Quand avez-vous réalisé que vous aviez pris une photo exceptionnelle?
Pendant le développement. Je me suis vite rendu compte que cette photo pouvait être importante. Au début, les éditeurs m’ont demandé pourquoi la fille était nue, car cela aurait pu poser des problèmes lors de la publication aux États-Unis. Un peu plus tard, le chef du bureau de l’AP vient me voir, regarde la photo et me demande pourquoi elle n’avait pas encore été envoyée. Il me dit qu’il faut l’envoyer immédiatement. Le lendemain, les premières réactions sont arrivées et les félicitations n’ont pas manqué. Je suis cependant resté sans voix lorsque le président américain Richard Nixon a commencé à douter de l’authenticité de la photo.
La photo s’appelle officiellement «La terreur de la guerre» (The terror of war). Elle a été élue photo de presse de l’année et vous avez reçu le prix Pulitzer. N’avez-vous jamais regretté cette publication?

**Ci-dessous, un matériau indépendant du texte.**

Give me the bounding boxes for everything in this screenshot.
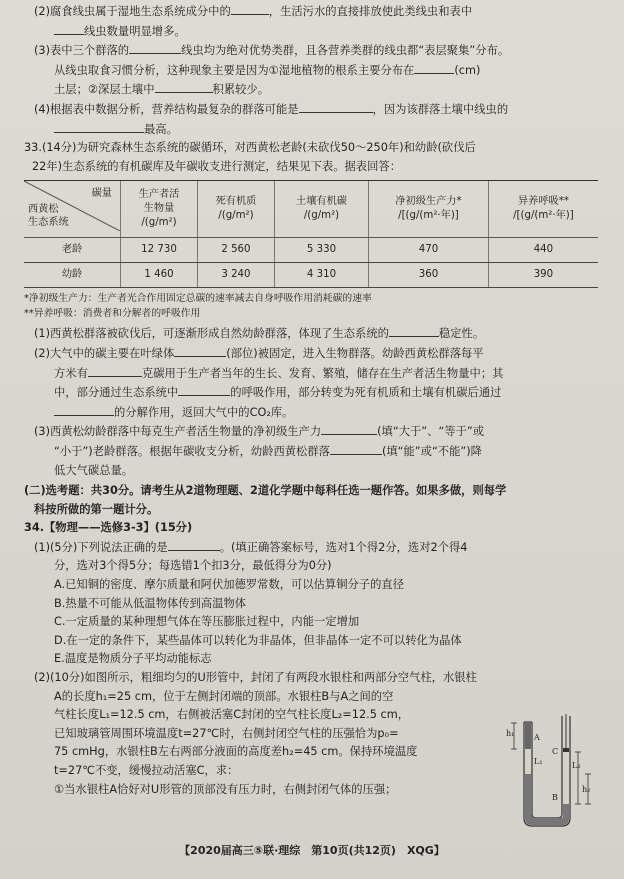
label-a: A — [534, 733, 540, 742]
answer-blank[interactable] — [54, 403, 114, 416]
q34-part1 — [24, 538, 598, 558]
carbon-table — [24, 180, 598, 288]
header-npp — [369, 181, 489, 238]
table-cell: 1 460 — [121, 263, 198, 288]
header-biomass — [121, 181, 198, 238]
q34-part2-text: t=27℃不变，缓慢拉动活塞C，求： — [54, 764, 239, 777]
table-row — [24, 263, 598, 288]
label-h2: h₂ — [582, 785, 591, 794]
label-b: B — [552, 793, 558, 802]
q33-part1-text-b: 稳定性。 — [438, 327, 485, 341]
q33-part1 — [24, 324, 598, 344]
answer-blank[interactable] — [414, 61, 454, 74]
option-e-text: E.温度是物质分子平均动能标志 — [54, 652, 212, 666]
label-l1: L₁ — [534, 757, 543, 766]
answer-blank[interactable] — [54, 120, 144, 133]
answer-blank[interactable] — [168, 538, 220, 551]
answer-blank[interactable] — [321, 422, 377, 435]
table-header-row — [24, 181, 598, 238]
corner-bottom-line2: 生态系统 — [28, 217, 69, 229]
table-footnotes — [24, 291, 598, 321]
q34-part1-text-c: 分，选对3个得5分；每选错1个扣3分，最低得分为0分) — [54, 559, 332, 573]
q33-part2-text-f: 的呼吸作用，部分转变为死有机质和土壤有机碳后通过 — [230, 386, 502, 400]
table-cell: 440 — [488, 238, 598, 263]
table-cell: 4 310 — [274, 263, 368, 288]
table-row — [24, 238, 598, 263]
option-d-text: D.在一定的条件下，某些晶体可以转化为非晶体，但非晶体一定不可以转化为晶体 — [54, 633, 462, 647]
q33-part2-text-b: (部位)被固定，进入生物群落。幼龄西黄松群落每平 — [226, 346, 484, 360]
table-cell: 3 240 — [197, 263, 274, 288]
answer-blank[interactable] — [174, 344, 226, 357]
section2-line1: (二)选考题：共30分。请考生从2道物理题、2道化学题中每科任选一题作答。如果多做，则每学 — [24, 484, 507, 498]
header-dead-l1: 死有机质 — [215, 196, 257, 208]
header-soil-l1: 土壤有机碳 — [296, 196, 347, 208]
q32-part3 — [24, 41, 598, 61]
answer-blank[interactable] — [129, 41, 181, 54]
q32-part3-text-b: 线虫均为绝对优势类群，且各营养类群的线虫都“表层聚集”分布。 — [181, 44, 510, 58]
q34-part2-text: 气柱长度L₁=12.5 cm，右侧被活塞C封闭的空气柱长度L₂=12.5 cm， — [54, 708, 410, 722]
option-b — [24, 595, 598, 614]
q34-part1-text-b: 。(填正确答案标号，选对1个得2分，选对2个得4 — [219, 540, 468, 554]
header-het-l1: 异养呼吸** — [517, 196, 569, 208]
q34-part2-text: (2)(10分)如图所示，粗细均匀的U形管中，封闭了有两段水银柱和两部分空气柱，水银柱 — [34, 671, 477, 685]
u-tube-inner-icon — [532, 716, 562, 818]
table-cell: 5 330 — [274, 238, 368, 263]
q34-part2-text: A的长度h₁=25 cm，位于左侧封闭端的顶部。水银柱B与A之间的空 — [54, 689, 394, 703]
header-soil-l2: /(g/m²) — [303, 210, 340, 222]
option-d — [24, 632, 598, 651]
q32-part4-text-c: 最高。 — [144, 122, 178, 136]
label-c: C — [552, 747, 559, 756]
q32-part3-cont2 — [24, 80, 598, 100]
corner-bottom-line1: 西黄松 — [28, 204, 59, 216]
label-l2: L₂ — [572, 761, 581, 770]
header-npp-l1: 净初级生产力* — [395, 196, 462, 208]
q33-part3-text-d: (填“能”或“不能”)降 — [381, 444, 482, 458]
footnote-heterotroph: **异养呼吸：消费者和分解者的呼吸作用 — [24, 308, 201, 320]
q33-intro-2 — [24, 158, 598, 177]
footnote-npp: *净初级生产力：生产者光合作用固定总碳的速率减去自身呼吸作用消耗碳的速率 — [24, 293, 372, 305]
header-heterotroph — [488, 181, 598, 238]
row-label: 幼龄 — [24, 263, 121, 288]
table-corner-cell — [24, 181, 121, 238]
answer-blank[interactable] — [178, 383, 230, 396]
section2-heading-cont — [24, 501, 598, 520]
q33-part3-text-e: 低大气碳总量。 — [54, 463, 134, 477]
section2-heading — [24, 482, 598, 501]
q32-part4 — [24, 100, 598, 120]
q33-part2-cont2 — [24, 383, 598, 403]
header-biomass-l3: /(g/m²) — [141, 217, 177, 229]
q32-part3-text-f: 积累较少。 — [212, 83, 270, 97]
q32-part2 — [24, 2, 598, 22]
q32-part3-text-c: 从线虫取食习惯分析，这种现象主要是因为①湿地植物的根系主要分布在 — [54, 63, 415, 77]
answer-blank[interactable] — [299, 100, 373, 113]
q33-part2-text-d: 克碳用于生产者当年的生长、发育、繁殖，储存在生产者活生物量中；其 — [141, 366, 504, 380]
mercury-a-icon — [525, 723, 531, 749]
option-e — [24, 650, 598, 669]
q32-part2-text: (2)腐食线虫属于湿地生态系统成分中的 — [34, 5, 231, 18]
q32-part2-cont — [24, 22, 598, 42]
header-soil-carbon — [274, 181, 368, 238]
q33-part3-text: (3)西黄松幼龄群落中每克生产者活生物量的净初级生产力 — [34, 425, 322, 439]
section2-line2: 科按所做的第一题计分。 — [34, 502, 159, 516]
header-dead-organic — [197, 181, 274, 238]
mercury-b-left-icon — [525, 774, 531, 814]
q33-part2-text: (2)大气中的碳主要在叶绿体 — [34, 346, 175, 360]
q34-part2-text: ①当水银柱A恰好对U形管的顶部没有压力时，右侧封闭气体的压强； — [54, 782, 397, 796]
option-c-text: C.一定质量的某种理想气体在等压膨胀过程中，内能一定增加 — [54, 615, 360, 629]
q32-part2-text-c: 线虫数量明显增多。 — [84, 24, 186, 38]
answer-blank[interactable] — [231, 2, 269, 15]
q33-part3-cont — [24, 442, 598, 462]
page-footer: 【2020届高三⑤联·理综 第10页(共12页) XQG】 — [179, 844, 445, 857]
q33-part2 — [24, 344, 598, 364]
header-npp-l2: /[(g/(m²·年)] — [398, 210, 459, 222]
answer-blank[interactable] — [54, 22, 84, 35]
table-cell: 12 730 — [121, 238, 198, 263]
q32-part3-unit: (cm) — [454, 63, 481, 77]
q32-part4-text-b: ，因为该群落土壤中线虫的 — [372, 102, 509, 116]
q32-part3-text: (3)表中三个群落的 — [34, 44, 130, 58]
q34-title-text: 34.【物理——选修3-3】(15分) — [24, 521, 193, 535]
q33-part3 — [24, 422, 598, 442]
q33-intro — [24, 139, 598, 158]
q34-part2-text: 已知玻璃管周围环境温度t=27℃时，右侧封闭空气柱的压强恰为p₀= — [54, 726, 399, 740]
option-a-text: A.已知铜的密度、摩尔质量和阿伏加德罗常数，可以估算铜分子的直径 — [54, 578, 405, 592]
q33-part3-text-c: “小于”)老龄群落。根据年碳收支分析，幼龄西黄松群落 — [54, 444, 330, 458]
table-cell: 2 560 — [197, 238, 274, 263]
corner-top-label: 碳量 — [91, 188, 112, 200]
q33-part2-text-c: 方米有 — [54, 366, 88, 380]
corner-bottom-label — [28, 203, 69, 229]
table-cell: 390 — [488, 263, 598, 288]
header-dead-l2: /(g/m²) — [218, 210, 254, 222]
answer-blank[interactable] — [330, 442, 382, 455]
option-c — [24, 613, 598, 632]
u-tube-figure — [506, 714, 594, 832]
answer-blank[interactable] — [88, 364, 142, 377]
header-biomass-l1: 生产者活 — [138, 189, 180, 201]
table-cell: 470 — [369, 238, 489, 263]
q34-part2-text: 75 cmHg，水银柱B左右两部分液面的高度差h₂=45 cm。保持环境温度 — [54, 745, 418, 759]
q33-part2-cont — [24, 364, 598, 384]
row-label: 老龄 — [24, 238, 121, 263]
q32-part2-text-b: ，生活污水的直接排放使此类线虫和表中 — [268, 5, 473, 18]
option-b-text: B.热量不可能从低温物体传到高温物体 — [54, 596, 247, 610]
table-cell: 360 — [369, 263, 489, 288]
q34-part1-cont — [24, 557, 598, 576]
q32-part3-text-e: 土层；②深层土壤中 — [54, 83, 155, 97]
label-h1: h₁ — [506, 729, 515, 738]
q34-part2-line1 — [24, 669, 598, 688]
q32-part4-cont — [24, 120, 598, 140]
q33-part3-text-b: (填“大于”、“等于”或 — [377, 425, 485, 439]
header-biomass-l2: 生物量 — [143, 203, 175, 215]
q34-title — [24, 519, 598, 538]
piston-c-icon — [563, 748, 569, 752]
q33-intro-line2: 22年)生态系统的有机碳库及年碳收支进行测定，结果见下表。据表回答： — [32, 159, 401, 173]
option-a — [24, 576, 598, 595]
q33-part2-text-e: 中，部分通过生态系统中 — [54, 386, 179, 400]
q34-part2-line2 — [24, 688, 598, 707]
q34-part1-text: (1)(5分)下列说法正确的是 — [34, 540, 168, 554]
q33-part3-cont2 — [24, 462, 598, 481]
q33-intro-line1: 33.(14分)为研究森林生态系统的碳循环，对西黄松老龄(未砍伐50～250年)和幼龄(砍伐后 — [24, 141, 476, 155]
header-het-l2: /[(g/(m²·年)] — [513, 210, 574, 222]
q32-part4-text: (4)根据表中数据分析，营养结构最复杂的群落可能是 — [34, 102, 299, 116]
q33-part1-text: (1)西黄松群落被砍伐后，可逐渐形成自然幼龄群落，体现了生态系统的 — [34, 327, 389, 341]
answer-blank[interactable] — [155, 80, 213, 93]
q33-part2-cont3 — [24, 403, 598, 423]
q33-part2-text-g: 的分解作用，返回大气中的CO₂库。 — [114, 405, 294, 419]
answer-blank[interactable] — [389, 324, 439, 337]
q32-part3-cont — [24, 61, 598, 81]
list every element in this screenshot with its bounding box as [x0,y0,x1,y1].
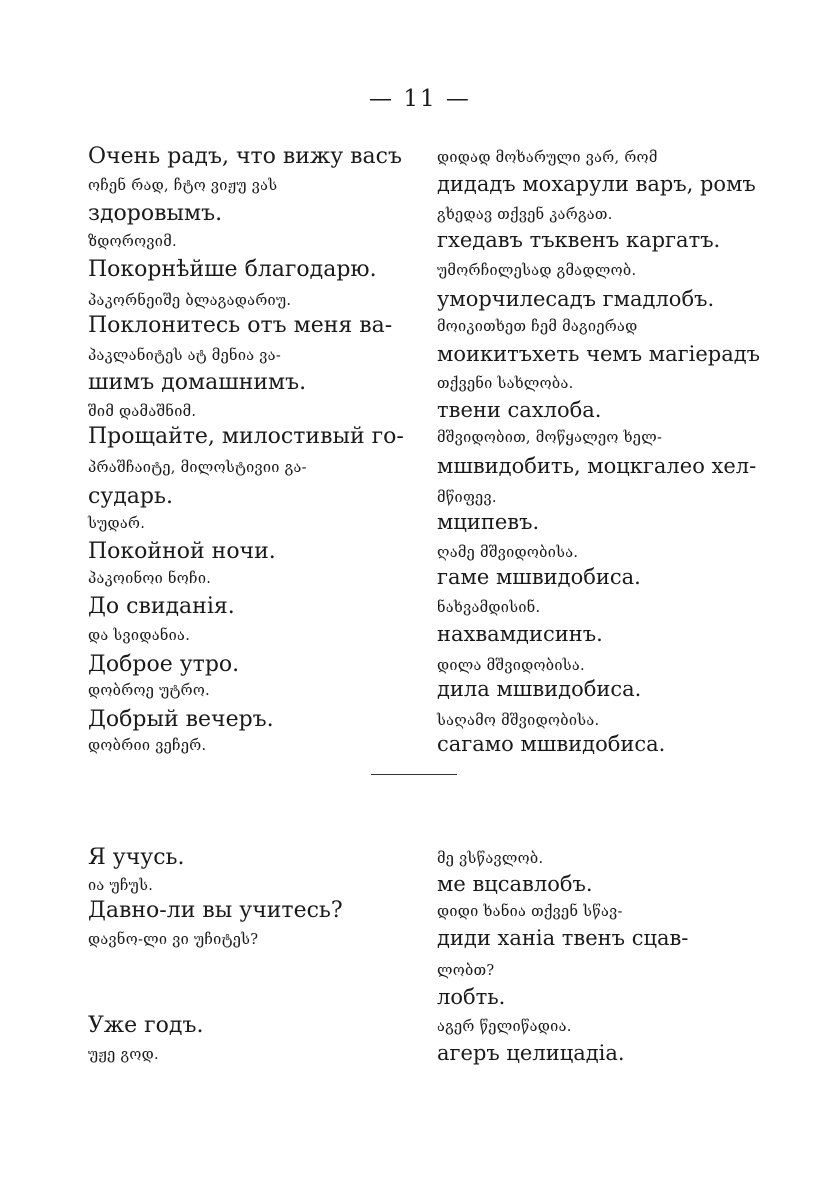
section-divider [371,774,457,775]
russian-phrase-line: ზდოროვიმ. [88,234,177,250]
russian-phrase-line: პრაშჩაიტე, მილოსტივიი გა- [88,460,307,476]
russian-phrase-line: სუდარ. [88,516,146,532]
russian-phrase-line: Очень радъ, что вижу васъ [88,144,402,169]
transliteration-line: აგერ წელიწადია. [437,1019,572,1035]
transliteration-line: дидадъ мохарули варъ, ромъ [437,172,756,196]
russian-phrase-line: здоровымъ. [88,201,223,226]
transliteration-line: диди ханіа твенъ сцав- [437,926,689,950]
transliteration-line: сагамо мшвидобиса. [437,732,666,756]
russian-phrase-line: ია უჩუს. [88,878,154,894]
russian-phrase-line: шимъ домашнимъ. [88,370,307,395]
russian-phrase-line: შიმ დამაშნიმ. [88,404,197,420]
transliteration-line: ნახვამდისინ. [437,600,541,616]
transliteration-line: მე ვსწავლობ. [437,851,544,867]
russian-phrase-line: პაკლანიტეს ატ მენია ვა- [88,348,282,364]
transliteration-line: ღამე მშვიდობისა. [437,545,579,561]
transliteration-line: лобть. [437,985,506,1009]
transliteration-line: მწიფევ. [437,490,497,506]
russian-phrase-line: сударь. [88,484,173,509]
transliteration-line: უმორჩილესად გმადლობ. [437,263,637,279]
russian-phrase-line: პაკორნეიშე ბლაგადარიუ. [88,293,292,309]
russian-phrase-line: პაკოინოი ნოჩი. [88,571,212,587]
transliteration-line: твени сахлоба. [437,398,602,422]
transliteration-line: დიდად მოხარული ვარ, რომ [437,150,658,166]
transliteration-line: агеръ целицадіа. [437,1041,625,1065]
transliteration-line: დიდი ხანია თქვენ სწავ- [437,904,623,920]
russian-phrase-line: Я учусь. [88,845,185,870]
transliteration-line: ме вцсавлобъ. [437,872,593,896]
page-number: — 11 — [369,86,471,112]
transliteration-line: საღამო მშვიდობისა. [437,713,600,729]
transliteration-line: гаме мшвидобиса. [437,565,641,589]
russian-phrase-line: და სვიდანია. [88,628,191,644]
russian-phrase-line: Прощайте, милостивый го- [88,424,404,449]
transliteration-line: მშვიდობით, მოწყალეო ხელ- [437,430,663,446]
transliteration-line: уморчилесадъ гмадлобъ. [437,287,715,311]
transliteration-line: мшвидобить, моцкгалео хел- [437,454,757,478]
transliteration-line: нахвамдисинъ. [437,622,603,646]
russian-phrase-line: До свиданія. [88,594,235,619]
russian-phrase-line: ოჩენ რად, ჩტო ვიჟუ ვას [88,178,278,194]
russian-phrase-line: Добрый вечеръ. [88,707,274,732]
transliteration-line: моикитъхеть чемъ магіерадъ [437,342,761,366]
transliteration-line: თქვენი სახლობა. [437,376,574,392]
russian-phrase-line: დავნო-ლი ვი უჩიტეს? [88,932,259,948]
transliteration-line: დილა მშვიდობისა. [437,658,585,674]
russian-phrase-line: უჟე გოდ. [88,1047,159,1063]
russian-phrase-line: Поклонитесь отъ меня ва- [88,313,393,338]
russian-phrase-line: დობრიი ვეჩერ. [88,738,207,754]
transliteration-line: მოიკითხეთ ჩემ მაგიერად [437,319,638,335]
transliteration-line: гхедавъ тъквенъ каргатъ. [437,228,721,252]
transliteration-line: გხედავ თქვენ კარგათ. [437,207,613,223]
russian-phrase-line: Давно-ли вы учитесь? [88,898,343,923]
russian-phrase-line: დობროე უტრო. [88,683,211,699]
transliteration-line: дила мшвидобиса. [437,677,642,701]
russian-phrase-line: Покойной ночи. [88,539,276,564]
russian-phrase-line: Уже годъ. [88,1013,204,1038]
transliteration-line: мципевъ. [437,510,540,534]
transliteration-line: ლობთ? [437,963,495,979]
russian-phrase-line: Покорнѣйше благодарю. [88,257,377,282]
russian-phrase-line: Доброе утро. [88,652,240,677]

Non, et les prix n’étaient pas la chose la plus importante. Si elle n’avait pas été publiée, cette petite fille serait morte. Lorsque la photo a fait la une des journaux du monde entier, des dizaines de médecins ont proposé leur aide gratuite pour soigner ses brûlures. Cette publication a contribué à sauver la vie de Phan Thi Kim Phuc.
Êtes-vous toujours en contact avec elle aujourd’hui?
Bien sûr. Nous nous écrivons régulièrement et nous nous rendons visite de temps à autre. Elle est aujourd’hui envoyée spéciale des Nations unies et vit avec sa famille au Canada.
Quand considérez-vous qu’une photo est une bonne photo?
Quand elle raconte une histoire qui me captive, même si ce n’est que pour un instant (il montre une photo sur son téléphone d’un couple d’amoureux qu’il a pris à un arrêt de bus à Olten). En dehors de la guerre, la vie est aussi heureusement remplie de choses merveilleuses.
Quels conseils donneriez-vous aux jeunes photographes pour leur carrière?
Sortez autant que possible, gardez les yeux ouverts et tirez. Et ne perdez jamais votre curiosité. Il n’y a pas deux jours pareils.
Aujourd’hui, dimanche, le film «From Hell to Hollywood» sur la vie de Nick Út sera projeté au cinéma Capitol d’Olten, à 12h00 (version originale en anglais).